İnsanların bilginin sömürgesizleştirilmesini anlamakta ve kavramlarını doğru bir şekilde kavramakta zorluk çektiğini anlıyorum. Kimsenin bunu bilimsel ve sistematik bir şekilde tanımladığını sanmıyorum. Bilginin sömürgesizleştirilmesi, zihinlerimizin çeşitli şekillerde sömürgeleştirildiği varsayımına dayanır. Ve zihnimizi ve süreçlerini özgürleştirmemiz gerekir. Bazı insanlar, birçok insan, günümüzde “bilginin sömürgesizleştirilmesi” terimini kullanmıyor. Başka bir terminoloji kullanıyorlar, ancak hepsinin aklında neredeyse aynı şey var. Bazıları bilginin sömürgesizleştirilmesini mecazi anlamda kullanıyor; zihnin fiilen sömürgeleştirildiğini düşünmüyorlar. Üçüncü Dünya genelinde, baskın Batı sosyal bilimlerine bir tür alternatif geliştirmekten bahseden çeşitli hareketler var. Bazıları buna bilginin sömürgesizleştirilmesi, bazıları ise yerlileştirme diyor. Bazıları ise millileştirme diyor. Tayvan’da sosyal bilimleri Çinlileştirme hareketi vardı. Bazı Müslüman çevrelerde ise bu, aynı zamanda Batılılaşma karşıtı bir yaklaşım olan bilginin İslamlaştırılmasıdır. Hristiyanlar, Hristiyan sosyal bilimlerini geliştirdiler. Yani, alternatifler hakkındaki tüm bu farklı fikirler aynı anlama gelmiyor. Örneğin, sosyolojinin yerlileştirilmesi örneğini ele alırsak, Tayvanlıların kastettiği şey Hintliler veya Filipinliler tarafından eşit olarak paylaşılmayabilir. Bunlar çok belirsiz, genellikle çok muğlak fikirler. Çoğu durumda sorun, yerlileştirmeyi gerçekten yapmamaları, bunun yerine bundan bahsetmeleridir. Peki bu tam olarak ne anlama geliyor? Netliğe ihtiyaç var. Yerli terimleri kullanmakla mı ilgili? Yerlileştirme, Batı sosyal bilimlerini veya Batı kavramlarını reddetmek anlamına mı geliyor? Epistemoloji, metodoloji veya teoriler düzeyinde karşılanması gereken bir sorun mu? Bunlar, yerlileştirme ihtiyacından bahseden insanlar tarafından çözülecek şeyler.

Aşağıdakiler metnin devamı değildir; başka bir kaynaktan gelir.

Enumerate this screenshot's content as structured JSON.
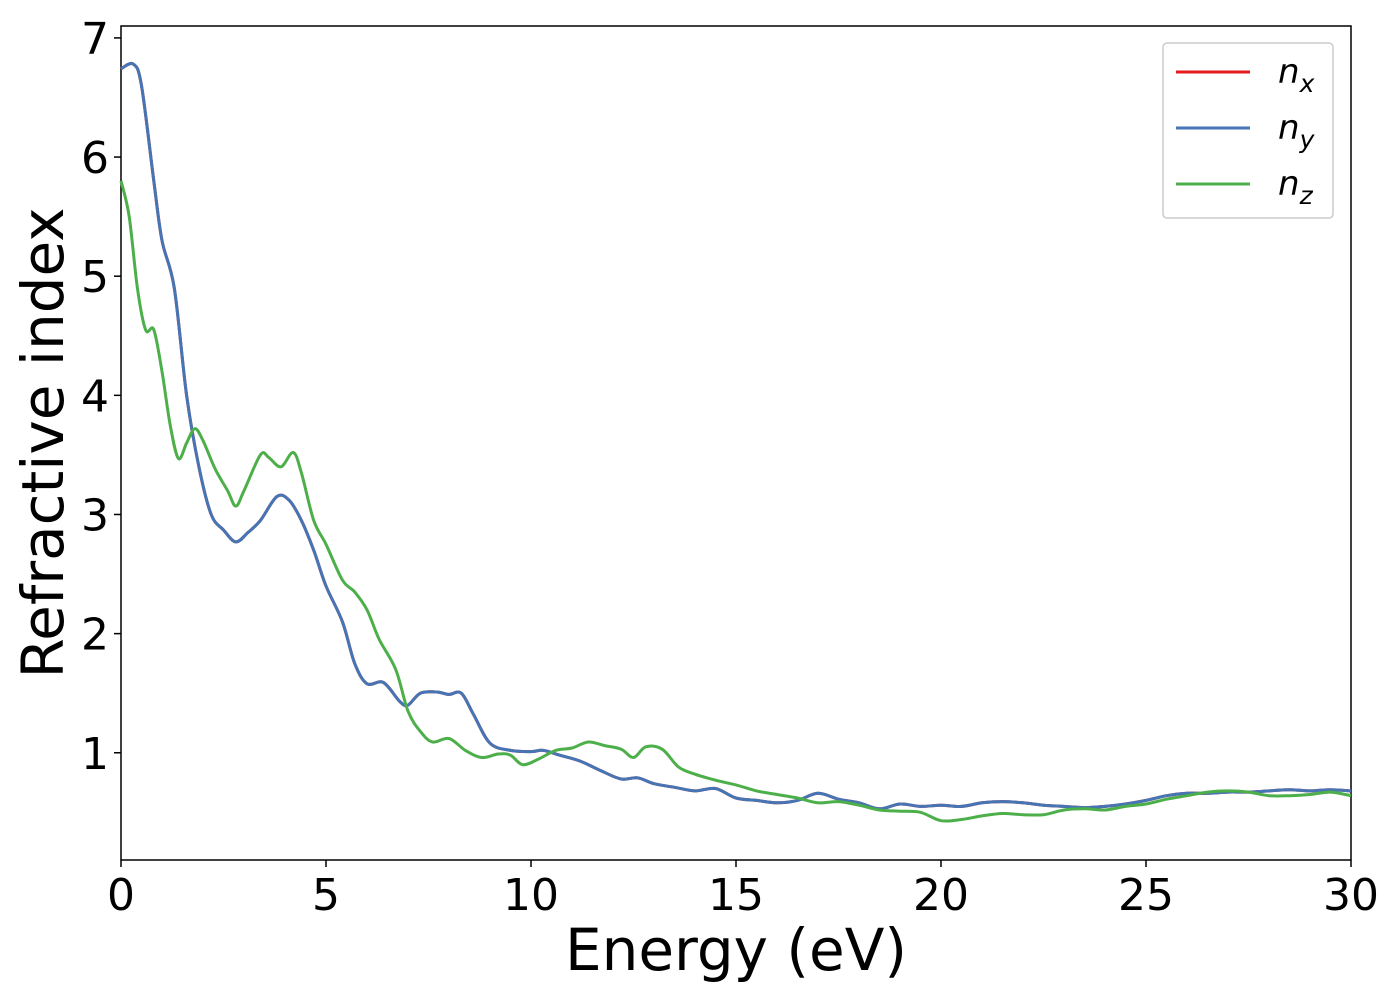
{
  "chart_data": {
    "type": "line",
    "xlabel": "Energy (eV)",
    "ylabel": "Refractive index",
    "xlim": [
      0,
      30
    ],
    "ylim": [
      0.1,
      7.1
    ],
    "xticks": [
      0,
      5,
      10,
      15,
      20,
      25,
      30
    ],
    "yticks": [
      1,
      2,
      3,
      4,
      5,
      6,
      7
    ],
    "grid": false,
    "legend_position": "top-right",
    "series": [
      {
        "name": "n_x",
        "color": "#e41a1c",
        "points": [
          [
            0,
            6.74
          ],
          [
            0.3,
            6.78
          ],
          [
            0.5,
            6.6
          ],
          [
            0.8,
            5.8
          ],
          [
            1,
            5.3
          ],
          [
            1.3,
            4.9
          ],
          [
            1.6,
            4.0
          ],
          [
            1.9,
            3.4
          ],
          [
            2.2,
            3.0
          ],
          [
            2.5,
            2.87
          ],
          [
            2.8,
            2.77
          ],
          [
            3.1,
            2.85
          ],
          [
            3.4,
            2.95
          ],
          [
            3.8,
            3.15
          ],
          [
            4.1,
            3.12
          ],
          [
            4.4,
            2.95
          ],
          [
            4.7,
            2.7
          ],
          [
            5.0,
            2.4
          ],
          [
            5.4,
            2.1
          ],
          [
            5.7,
            1.75
          ],
          [
            6.0,
            1.58
          ],
          [
            6.4,
            1.59
          ],
          [
            6.8,
            1.43
          ],
          [
            7.0,
            1.4
          ],
          [
            7.3,
            1.5
          ],
          [
            7.7,
            1.51
          ],
          [
            8.0,
            1.49
          ],
          [
            8.3,
            1.5
          ],
          [
            8.6,
            1.32
          ],
          [
            9.0,
            1.08
          ],
          [
            9.5,
            1.02
          ],
          [
            10,
            1.01
          ],
          [
            10.3,
            1.02
          ],
          [
            10.7,
            0.98
          ],
          [
            11.2,
            0.93
          ],
          [
            11.7,
            0.85
          ],
          [
            12.2,
            0.78
          ],
          [
            12.6,
            0.79
          ],
          [
            13.0,
            0.74
          ],
          [
            13.5,
            0.71
          ],
          [
            14.0,
            0.68
          ],
          [
            14.5,
            0.7
          ],
          [
            15.0,
            0.62
          ],
          [
            15.5,
            0.6
          ],
          [
            16.0,
            0.58
          ],
          [
            16.5,
            0.6
          ],
          [
            17.0,
            0.66
          ],
          [
            17.5,
            0.61
          ],
          [
            18.0,
            0.58
          ],
          [
            18.5,
            0.53
          ],
          [
            19.0,
            0.57
          ],
          [
            19.5,
            0.55
          ],
          [
            20.0,
            0.56
          ],
          [
            20.5,
            0.55
          ],
          [
            21.0,
            0.58
          ],
          [
            21.5,
            0.59
          ],
          [
            22.0,
            0.58
          ],
          [
            22.5,
            0.56
          ],
          [
            23.0,
            0.55
          ],
          [
            23.5,
            0.54
          ],
          [
            24.0,
            0.55
          ],
          [
            24.5,
            0.57
          ],
          [
            25.0,
            0.6
          ],
          [
            25.5,
            0.64
          ],
          [
            26.0,
            0.66
          ],
          [
            26.5,
            0.66
          ],
          [
            27.0,
            0.67
          ],
          [
            27.5,
            0.67
          ],
          [
            28.0,
            0.68
          ],
          [
            28.5,
            0.69
          ],
          [
            29.0,
            0.68
          ],
          [
            29.5,
            0.69
          ],
          [
            30,
            0.68
          ]
        ]
      },
      {
        "name": "n_y",
        "color": "#4575b4",
        "points": [
          [
            0,
            6.74
          ],
          [
            0.3,
            6.78
          ],
          [
            0.5,
            6.6
          ],
          [
            0.8,
            5.8
          ],
          [
            1,
            5.3
          ],
          [
            1.3,
            4.9
          ],
          [
            1.6,
            4.0
          ],
          [
            1.9,
            3.4
          ],
          [
            2.2,
            3.0
          ],
          [
            2.5,
            2.87
          ],
          [
            2.8,
            2.77
          ],
          [
            3.1,
            2.85
          ],
          [
            3.4,
            2.95
          ],
          [
            3.8,
            3.15
          ],
          [
            4.1,
            3.12
          ],
          [
            4.4,
            2.95
          ],
          [
            4.7,
            2.7
          ],
          [
            5.0,
            2.4
          ],
          [
            5.4,
            2.1
          ],
          [
            5.7,
            1.75
          ],
          [
            6.0,
            1.58
          ],
          [
            6.4,
            1.59
          ],
          [
            6.8,
            1.43
          ],
          [
            7.0,
            1.4
          ],
          [
            7.3,
            1.5
          ],
          [
            7.7,
            1.51
          ],
          [
            8.0,
            1.49
          ],
          [
            8.3,
            1.5
          ],
          [
            8.6,
            1.32
          ],
          [
            9.0,
            1.08
          ],
          [
            9.5,
            1.02
          ],
          [
            10,
            1.01
          ],
          [
            10.3,
            1.02
          ],
          [
            10.7,
            0.98
          ],
          [
            11.2,
            0.93
          ],
          [
            11.7,
            0.85
          ],
          [
            12.2,
            0.78
          ],
          [
            12.6,
            0.79
          ],
          [
            13.0,
            0.74
          ],
          [
            13.5,
            0.71
          ],
          [
            14.0,
            0.68
          ],
          [
            14.5,
            0.7
          ],
          [
            15.0,
            0.62
          ],
          [
            15.5,
            0.6
          ],
          [
            16.0,
            0.58
          ],
          [
            16.5,
            0.6
          ],
          [
            17.0,
            0.66
          ],
          [
            17.5,
            0.61
          ],
          [
            18.0,
            0.58
          ],
          [
            18.5,
            0.53
          ],
          [
            19.0,
            0.57
          ],
          [
            19.5,
            0.55
          ],
          [
            20.0,
            0.56
          ],
          [
            20.5,
            0.55
          ],
          [
            21.0,
            0.58
          ],
          [
            21.5,
            0.59
          ],
          [
            22.0,
            0.58
          ],
          [
            22.5,
            0.56
          ],
          [
            23.0,
            0.55
          ],
          [
            23.5,
            0.54
          ],
          [
            24.0,
            0.55
          ],
          [
            24.5,
            0.57
          ],
          [
            25.0,
            0.6
          ],
          [
            25.5,
            0.64
          ],
          [
            26.0,
            0.66
          ],
          [
            26.5,
            0.66
          ],
          [
            27.0,
            0.67
          ],
          [
            27.5,
            0.67
          ],
          [
            28.0,
            0.68
          ],
          [
            28.5,
            0.69
          ],
          [
            29.0,
            0.68
          ],
          [
            29.5,
            0.69
          ],
          [
            30,
            0.68
          ]
        ]
      },
      {
        "name": "n_z",
        "color": "#4daf4a",
        "points": [
          [
            0,
            5.8
          ],
          [
            0.2,
            5.5
          ],
          [
            0.4,
            4.9
          ],
          [
            0.6,
            4.55
          ],
          [
            0.8,
            4.55
          ],
          [
            1.0,
            4.2
          ],
          [
            1.2,
            3.75
          ],
          [
            1.4,
            3.47
          ],
          [
            1.6,
            3.6
          ],
          [
            1.8,
            3.72
          ],
          [
            2.0,
            3.62
          ],
          [
            2.3,
            3.38
          ],
          [
            2.6,
            3.2
          ],
          [
            2.8,
            3.07
          ],
          [
            3.0,
            3.2
          ],
          [
            3.4,
            3.5
          ],
          [
            3.6,
            3.48
          ],
          [
            3.9,
            3.4
          ],
          [
            4.2,
            3.52
          ],
          [
            4.4,
            3.35
          ],
          [
            4.7,
            2.95
          ],
          [
            5.0,
            2.75
          ],
          [
            5.4,
            2.45
          ],
          [
            5.7,
            2.35
          ],
          [
            6.0,
            2.2
          ],
          [
            6.3,
            1.95
          ],
          [
            6.7,
            1.7
          ],
          [
            7.0,
            1.35
          ],
          [
            7.3,
            1.18
          ],
          [
            7.6,
            1.09
          ],
          [
            8.0,
            1.12
          ],
          [
            8.4,
            1.02
          ],
          [
            8.8,
            0.96
          ],
          [
            9.2,
            0.99
          ],
          [
            9.5,
            0.98
          ],
          [
            9.8,
            0.9
          ],
          [
            10.2,
            0.95
          ],
          [
            10.6,
            1.02
          ],
          [
            11.0,
            1.04
          ],
          [
            11.4,
            1.09
          ],
          [
            11.8,
            1.06
          ],
          [
            12.2,
            1.03
          ],
          [
            12.5,
            0.96
          ],
          [
            12.8,
            1.05
          ],
          [
            13.2,
            1.03
          ],
          [
            13.6,
            0.88
          ],
          [
            14.0,
            0.82
          ],
          [
            14.5,
            0.77
          ],
          [
            15.0,
            0.73
          ],
          [
            15.5,
            0.68
          ],
          [
            16.0,
            0.65
          ],
          [
            16.5,
            0.62
          ],
          [
            17.0,
            0.58
          ],
          [
            17.5,
            0.59
          ],
          [
            18.0,
            0.56
          ],
          [
            18.5,
            0.52
          ],
          [
            19.0,
            0.51
          ],
          [
            19.5,
            0.5
          ],
          [
            20.0,
            0.43
          ],
          [
            20.5,
            0.44
          ],
          [
            21.0,
            0.47
          ],
          [
            21.5,
            0.49
          ],
          [
            22.0,
            0.48
          ],
          [
            22.5,
            0.48
          ],
          [
            23.0,
            0.52
          ],
          [
            23.5,
            0.53
          ],
          [
            24.0,
            0.52
          ],
          [
            24.5,
            0.55
          ],
          [
            25.0,
            0.57
          ],
          [
            25.5,
            0.61
          ],
          [
            26.0,
            0.64
          ],
          [
            26.5,
            0.67
          ],
          [
            27.0,
            0.68
          ],
          [
            27.5,
            0.67
          ],
          [
            28.0,
            0.64
          ],
          [
            28.5,
            0.64
          ],
          [
            29.0,
            0.65
          ],
          [
            29.5,
            0.67
          ],
          [
            30,
            0.64
          ]
        ]
      }
    ],
    "legend": [
      {
        "base": "n",
        "sub": "x",
        "color": "#e41a1c"
      },
      {
        "base": "n",
        "sub": "y",
        "color": "#4575b4"
      },
      {
        "base": "n",
        "sub": "z",
        "color": "#4daf4a"
      }
    ]
  }
}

Bilginin sömürgesizleştirilmesi fikrinin bir öneri düzeyinde kaldığını, ancak pratikte, yer yer yazdığınız gibi, Batı’ya kurumsal ve teorik bağımlılığın devam ettiğini mi söylemek istiyorsunuz? Üçüncü dünya ülkelerinden bir bilim insanı bir araştırma planı yaptığında, Batı’nın entelektüel emperyalizminden kurtulmak için nasıl bir strateji geliştirebilir?

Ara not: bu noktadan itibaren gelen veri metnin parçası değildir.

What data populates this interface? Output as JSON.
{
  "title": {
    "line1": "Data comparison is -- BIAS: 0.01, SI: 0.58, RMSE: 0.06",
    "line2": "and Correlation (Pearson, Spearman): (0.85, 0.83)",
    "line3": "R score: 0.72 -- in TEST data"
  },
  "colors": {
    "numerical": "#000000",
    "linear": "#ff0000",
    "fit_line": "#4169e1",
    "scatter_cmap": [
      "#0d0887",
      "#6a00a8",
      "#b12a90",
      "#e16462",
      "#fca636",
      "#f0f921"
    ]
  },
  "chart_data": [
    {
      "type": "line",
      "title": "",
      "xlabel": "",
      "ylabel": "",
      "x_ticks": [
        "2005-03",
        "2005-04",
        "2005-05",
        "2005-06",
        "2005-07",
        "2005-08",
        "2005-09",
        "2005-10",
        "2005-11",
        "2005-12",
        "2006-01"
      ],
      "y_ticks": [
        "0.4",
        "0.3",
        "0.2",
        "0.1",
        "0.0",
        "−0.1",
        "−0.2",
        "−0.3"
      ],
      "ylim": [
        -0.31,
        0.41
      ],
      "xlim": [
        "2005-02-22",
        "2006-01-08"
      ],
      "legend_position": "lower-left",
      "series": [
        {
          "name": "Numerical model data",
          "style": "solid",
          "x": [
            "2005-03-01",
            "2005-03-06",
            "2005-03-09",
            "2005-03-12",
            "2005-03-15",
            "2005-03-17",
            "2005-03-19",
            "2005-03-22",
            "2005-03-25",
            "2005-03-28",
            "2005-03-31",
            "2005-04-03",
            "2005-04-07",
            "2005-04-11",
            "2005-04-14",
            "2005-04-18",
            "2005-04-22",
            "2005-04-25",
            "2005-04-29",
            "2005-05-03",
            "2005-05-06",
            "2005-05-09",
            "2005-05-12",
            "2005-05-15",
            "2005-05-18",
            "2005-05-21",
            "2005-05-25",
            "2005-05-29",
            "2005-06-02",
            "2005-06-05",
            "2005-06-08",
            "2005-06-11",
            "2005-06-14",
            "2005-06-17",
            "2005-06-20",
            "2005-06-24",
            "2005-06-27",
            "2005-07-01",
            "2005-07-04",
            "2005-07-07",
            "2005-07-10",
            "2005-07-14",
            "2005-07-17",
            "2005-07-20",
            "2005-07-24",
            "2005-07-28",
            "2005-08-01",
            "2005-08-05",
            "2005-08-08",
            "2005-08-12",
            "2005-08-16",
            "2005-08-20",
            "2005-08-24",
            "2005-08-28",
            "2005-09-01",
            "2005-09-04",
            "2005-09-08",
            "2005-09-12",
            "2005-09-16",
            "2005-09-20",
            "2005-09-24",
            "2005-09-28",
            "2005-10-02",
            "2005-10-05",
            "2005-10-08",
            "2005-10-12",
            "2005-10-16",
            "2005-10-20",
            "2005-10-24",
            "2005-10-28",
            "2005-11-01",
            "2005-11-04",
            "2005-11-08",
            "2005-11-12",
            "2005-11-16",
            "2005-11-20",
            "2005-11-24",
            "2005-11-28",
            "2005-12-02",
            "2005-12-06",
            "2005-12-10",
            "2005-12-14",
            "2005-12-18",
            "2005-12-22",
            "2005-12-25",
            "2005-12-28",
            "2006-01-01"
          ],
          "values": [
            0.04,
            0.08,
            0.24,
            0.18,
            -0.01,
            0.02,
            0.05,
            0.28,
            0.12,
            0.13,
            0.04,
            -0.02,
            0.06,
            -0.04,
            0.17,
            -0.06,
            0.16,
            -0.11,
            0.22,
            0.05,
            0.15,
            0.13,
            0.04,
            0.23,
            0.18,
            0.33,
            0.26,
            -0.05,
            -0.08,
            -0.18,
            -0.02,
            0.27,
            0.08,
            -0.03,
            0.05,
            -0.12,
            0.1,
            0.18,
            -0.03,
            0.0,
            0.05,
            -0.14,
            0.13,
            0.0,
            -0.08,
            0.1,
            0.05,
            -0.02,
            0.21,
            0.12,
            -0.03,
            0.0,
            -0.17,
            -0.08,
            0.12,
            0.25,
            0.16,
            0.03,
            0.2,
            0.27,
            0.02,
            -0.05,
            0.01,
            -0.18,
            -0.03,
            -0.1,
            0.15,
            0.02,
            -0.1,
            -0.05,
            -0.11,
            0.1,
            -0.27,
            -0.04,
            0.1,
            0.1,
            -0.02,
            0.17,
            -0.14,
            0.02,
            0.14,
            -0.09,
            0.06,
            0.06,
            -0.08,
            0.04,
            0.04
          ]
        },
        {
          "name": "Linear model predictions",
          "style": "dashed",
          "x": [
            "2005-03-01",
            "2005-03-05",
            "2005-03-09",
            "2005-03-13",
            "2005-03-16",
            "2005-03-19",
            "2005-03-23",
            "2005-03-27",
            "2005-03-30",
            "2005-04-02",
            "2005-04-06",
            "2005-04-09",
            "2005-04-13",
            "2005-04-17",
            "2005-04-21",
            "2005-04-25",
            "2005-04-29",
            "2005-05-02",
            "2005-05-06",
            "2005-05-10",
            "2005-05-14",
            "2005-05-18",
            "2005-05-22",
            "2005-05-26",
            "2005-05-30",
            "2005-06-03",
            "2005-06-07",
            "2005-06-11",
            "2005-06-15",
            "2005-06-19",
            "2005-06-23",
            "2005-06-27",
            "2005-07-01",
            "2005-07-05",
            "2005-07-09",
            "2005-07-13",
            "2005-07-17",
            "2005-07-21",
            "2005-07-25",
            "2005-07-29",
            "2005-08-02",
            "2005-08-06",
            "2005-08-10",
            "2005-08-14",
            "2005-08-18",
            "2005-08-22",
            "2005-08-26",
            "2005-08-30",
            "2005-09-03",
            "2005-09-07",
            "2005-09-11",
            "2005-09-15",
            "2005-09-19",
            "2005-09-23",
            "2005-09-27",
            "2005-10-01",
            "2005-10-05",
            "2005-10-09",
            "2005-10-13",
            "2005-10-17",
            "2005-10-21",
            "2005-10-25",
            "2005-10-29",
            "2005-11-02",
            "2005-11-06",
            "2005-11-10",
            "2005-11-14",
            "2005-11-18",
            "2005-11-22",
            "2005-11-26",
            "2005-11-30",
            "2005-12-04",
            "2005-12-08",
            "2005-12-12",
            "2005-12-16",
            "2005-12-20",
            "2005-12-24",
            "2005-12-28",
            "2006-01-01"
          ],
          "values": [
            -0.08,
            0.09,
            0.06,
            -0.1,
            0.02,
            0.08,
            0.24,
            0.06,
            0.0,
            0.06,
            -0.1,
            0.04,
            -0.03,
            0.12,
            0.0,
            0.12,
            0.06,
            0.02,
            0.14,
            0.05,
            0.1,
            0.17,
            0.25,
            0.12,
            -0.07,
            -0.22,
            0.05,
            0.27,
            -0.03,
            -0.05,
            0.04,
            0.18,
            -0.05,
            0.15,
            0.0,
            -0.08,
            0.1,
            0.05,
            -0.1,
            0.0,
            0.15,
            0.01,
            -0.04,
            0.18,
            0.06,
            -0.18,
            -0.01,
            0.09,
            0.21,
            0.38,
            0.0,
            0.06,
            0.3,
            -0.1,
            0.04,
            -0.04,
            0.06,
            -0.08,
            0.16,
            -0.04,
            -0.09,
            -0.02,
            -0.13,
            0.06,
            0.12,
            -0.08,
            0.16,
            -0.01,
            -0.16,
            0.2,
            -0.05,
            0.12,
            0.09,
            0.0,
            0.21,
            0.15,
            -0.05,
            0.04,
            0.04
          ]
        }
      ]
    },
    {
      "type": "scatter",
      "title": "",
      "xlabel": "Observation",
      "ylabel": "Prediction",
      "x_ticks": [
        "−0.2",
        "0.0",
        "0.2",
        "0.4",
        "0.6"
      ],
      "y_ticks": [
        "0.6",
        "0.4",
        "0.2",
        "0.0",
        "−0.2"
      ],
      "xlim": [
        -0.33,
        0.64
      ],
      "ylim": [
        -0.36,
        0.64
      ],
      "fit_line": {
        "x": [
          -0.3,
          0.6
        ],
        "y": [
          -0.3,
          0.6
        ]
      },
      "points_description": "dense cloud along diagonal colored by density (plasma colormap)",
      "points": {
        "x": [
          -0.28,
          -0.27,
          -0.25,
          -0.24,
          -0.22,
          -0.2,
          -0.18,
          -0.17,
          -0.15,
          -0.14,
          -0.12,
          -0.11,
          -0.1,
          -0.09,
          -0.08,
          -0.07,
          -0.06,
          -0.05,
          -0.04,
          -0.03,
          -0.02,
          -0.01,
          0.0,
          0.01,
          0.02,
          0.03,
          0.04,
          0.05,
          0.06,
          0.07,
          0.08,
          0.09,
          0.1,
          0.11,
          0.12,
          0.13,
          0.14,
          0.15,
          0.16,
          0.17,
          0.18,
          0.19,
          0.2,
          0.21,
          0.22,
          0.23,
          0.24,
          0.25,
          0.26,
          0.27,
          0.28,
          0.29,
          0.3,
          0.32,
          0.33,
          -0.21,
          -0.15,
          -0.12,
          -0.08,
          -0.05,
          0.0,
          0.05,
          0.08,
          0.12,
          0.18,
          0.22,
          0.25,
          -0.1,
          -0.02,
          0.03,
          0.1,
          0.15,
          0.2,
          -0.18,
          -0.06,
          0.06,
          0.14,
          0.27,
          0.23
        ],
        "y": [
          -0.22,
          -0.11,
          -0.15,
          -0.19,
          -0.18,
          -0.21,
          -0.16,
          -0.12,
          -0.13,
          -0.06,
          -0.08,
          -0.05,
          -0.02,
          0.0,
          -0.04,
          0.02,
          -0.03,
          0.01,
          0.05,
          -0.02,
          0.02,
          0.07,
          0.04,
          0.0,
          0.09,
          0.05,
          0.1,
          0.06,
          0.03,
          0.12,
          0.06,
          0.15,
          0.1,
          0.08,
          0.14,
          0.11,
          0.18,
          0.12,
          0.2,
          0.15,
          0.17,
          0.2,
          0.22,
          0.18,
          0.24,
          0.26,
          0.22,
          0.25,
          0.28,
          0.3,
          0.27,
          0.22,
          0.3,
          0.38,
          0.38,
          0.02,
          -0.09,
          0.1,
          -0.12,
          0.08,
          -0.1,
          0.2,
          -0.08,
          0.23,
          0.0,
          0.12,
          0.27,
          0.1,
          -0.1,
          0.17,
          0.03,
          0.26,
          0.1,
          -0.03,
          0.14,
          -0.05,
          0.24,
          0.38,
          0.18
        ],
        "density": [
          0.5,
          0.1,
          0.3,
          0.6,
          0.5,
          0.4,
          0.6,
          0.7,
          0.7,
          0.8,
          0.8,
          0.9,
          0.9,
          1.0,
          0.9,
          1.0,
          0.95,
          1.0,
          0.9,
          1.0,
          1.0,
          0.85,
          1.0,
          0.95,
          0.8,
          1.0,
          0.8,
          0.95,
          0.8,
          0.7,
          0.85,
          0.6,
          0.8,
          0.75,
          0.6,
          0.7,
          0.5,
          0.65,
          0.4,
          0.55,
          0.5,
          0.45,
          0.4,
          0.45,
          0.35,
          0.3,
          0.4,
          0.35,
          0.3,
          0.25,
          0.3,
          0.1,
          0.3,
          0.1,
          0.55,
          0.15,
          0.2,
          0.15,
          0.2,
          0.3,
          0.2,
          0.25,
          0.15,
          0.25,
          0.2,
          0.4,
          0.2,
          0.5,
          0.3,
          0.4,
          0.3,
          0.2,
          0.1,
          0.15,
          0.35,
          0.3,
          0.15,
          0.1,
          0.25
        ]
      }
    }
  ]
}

Üçüncü dünya ülkelerinden birinin belirli bir stratejiye ihtiyacı yoktur. Zihniniz sömürgeleştirilmemişse, sorunun farkındaysanız, entelektüel olarak bağımsız olmak ve çalışmak için çaba gösterebilirsiniz. Örneğin, İbn Haldun üzerine yaptığım çalışmada, onun yazılarından yola çıkarak teorik bir çerçeve geliştirdim. Zaman zaman, Batı sosyolojisinden kavramları entegre etme ihtiyacını fark ederek, eleştirel bir gözle de inceledim. Özellikle devletin yükselişi ve çöküşü hakkında çok önemli ve özgün fikir ve teorileri var. Ancak sorun şu ki, ekonomiden bahsetmiyor. Sanki bahsettiği şeyler ekonomik bir boşlukta gerçekleşiyormuş gibi. Ekonomiyi çok basite indirgediği için, modern sosyal bilimlerden, örneğin Marksizm ve üretim tarzına dair kavramlarından kavramlar getirmemiz gerekiyor. Bunlar, Halduncu modelle birleştirilebilir, böylece Halduncu teoriyi güçlendirirsiniz. Bu bireysel veya kolektif olarak yapılabilir. Hiçbir akademik kurum sizden bunu yapmanızı isteyemez. Ancak kurumunuz izin verdiği sürece sorun yok. Bunu düşünebilir, yazabilir ve hatta uluslararası dergilerde yayınlanarak tüm çevrelerde tanınırlık kazanabilirsiniz. Mesele bu değil. Sorun, benim uyguladığım yöntemin -benim durumumda, oldukça fazla şey yaptığımı ve eserlerimin çeşitli dillere çevrildiğini düşünüyorum- akademik olarak takip edilmemesi. Bazı öğrencilerim dışında, ders verdiğim üniversitede hiçbir etkisi yok. Müfredat etkilenmiyor. Elinizde kalan şey statüko. Üçüncü dünya üniversitelerimiz, uluslararası sıralamalarda yer almak için dünyanın en iyi üniversiteleri olmayı hedefliyor. Rektörlerimiz uluslararası sıralamalarla takıntılı, ciddi ve gerçek bilimsel çalışmalarla değil. Kendinizi en iyi Batı üniversitelerini örnek alarak modellediğinizde, akademik bağımlılığı ortadan kaldırmakla ilgilenmezsiniz. Ancak birçok üniversite size akademik özgürlük tanır. Böylece alternatif söylemler geliştirebilirsiniz. Hindistan’ın çağdaş sosyal bilimlerde en parlak alternatif sesleri yetiştirdiğini düşünüyorum. Sudhir Kakar ve Ashis Nandy gibi akademisyenler ve Alt Sınıf Çalışmaları gibi yeni disiplinler var.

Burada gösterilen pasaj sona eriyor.